What’s HB 552? Well, it’s a bill filed by Rep. Alan Seabaugh that would eliminate a direct deposit of union dues for public employees.
The bill would strike out language in current law allowing for automatic payroll deductions for “union dues, fees and assessments.”
Passage of the bill would absolutely destroy the teachers’ unions in Louisiana, and they would make it extremely difficult to finance Democrat machine politics here. As a result, the business trade groups are going to be all in behind the bill. LABI in particular, we’re told, is making it their top priority in this session.
HB 552 could very well turn the state capitol into Wisconsin. It will definitely spark some fireworks, and the unions will be howling about it.
This bill will serve as a bright line for Republicans at the legislature. It only needs a majority vote in the House and the Senate, and we’ve heard no indication that Gov. Jindal would do anything other than sign it. And since there are Republican majorities in both houses, Democrats can only stop the bill if Republicans go squishy.
The bill could have gone to either of two committees in the House – House and Governmental Affairs, or Labor and Industrial Relations. It’s in Labor, which is chaired by a Democrat – Rep. Herbert Dixon (D-Alexandria). But the makeup of the Labor committee is seven Republicans, seven Democrats and one independent, Dee Richard, who more often than not votes right of center.
The eight Republicans on the committee are Chris Broadwater, Stuart Bishop, Lance Harris, Valerie Hodges, Clay Schexnayder, Julie Stokes and Lenar Whitney. None of them are regarded as particularly squishy. The chances are pretty good that it will get out of committee on what is essentially a party-line vote with Richard voting with the GOP.

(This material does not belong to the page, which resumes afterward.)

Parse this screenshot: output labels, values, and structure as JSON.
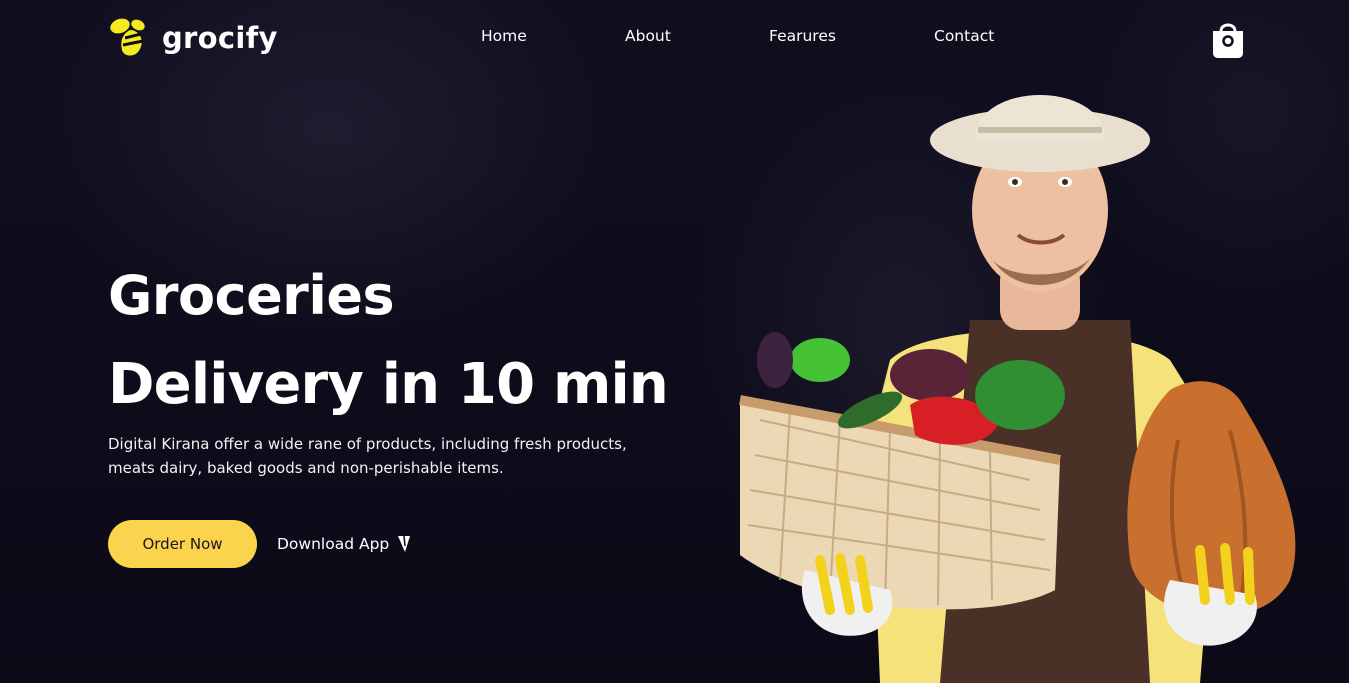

Richard’s past history indicates he’s motivated in large part by a revulsion to mandates out of Baton Rouge. He doesn’t like big government at the state level and he wants power as local as possible. That was his philosophical objection to last year’s education reform package, for example. So to get his vote in committee, the argument Seabaugh – and Bishop, Harris and Whitney, who are also sponsors of the bill who sit on the Labor committee – will have to win is that since those union dues being pulled out of those paychecks are being used on a statewide, rather than local, basis, eliminating the direct deposit would be a more proper function of state government than a local fight. The guess here is that he’s persuadable in that regard.
And on the floor, Seabaugh has a decent margin for error. He can afford to bleed off a few Republicans and still get the legislation over the finish line. But every GOP state rep will know that voting against HB 552 is tantamount to putting a target on their own backs for the next election cycle. Every conservative interest group in the state will know they voted to keep the Democrat money machine in place. That’s a bad place to be.
We’re not sure what committee the bill will end up in once it gets to the Senate, but it has a very influential sponsor in Sen. Conrad Appel. And if it gets to Labor and Industrial Relations in the Senate, it’s going to the floor – that committee has seven members, and the only Democrat in the bunch is Edwin Murray. Of the six Republicans – A.G. Crowe, who chairs the committee, Neil Riser, Ronnie Johns, Bob Kostelka, Danny Martiny and Barrow Peacock – it’s tough to imagine at least four votes won’t be found. Kostelka tends to be pretty friendly toward teachers’ unions (he was an opponent of the education reform package last year) and his LABI rating is only 55 percent; he could well be a squish. And Johns is a former Democrat, but he has a decent 69 percent LABI rating. The other four vote with LABI almost all the time; Martiny is the worst of them at 86 percent.
If the bill is in Senate Labor, it’s going to the floor and it’s going to pass. The 20th-best LABI score in the Senate is 74 percent. That means LABI can count on a majority three-quarters of the time in the Senate, and when a bill is LABI’s absolute priority you can bet they will get those 20 votes.
When public employee unions like LAE, LFT, AFSCME and SEIU can’t funnel dues directly out of paychecks and have to solicit dues checks, they will see a collapse in membership. And they will make the kind of stink about this you can expect out of an existential fight.
Everybody is paying attention to the income tax plan. It has sucked all the political air out of the state for the last several weeks. But regardless of what happens with that, HB 552 is the bill with the largest potential impact on Louisiana politics, and ultimately it’s that bill which will generate the most interesting fireworks at the Capitol this year.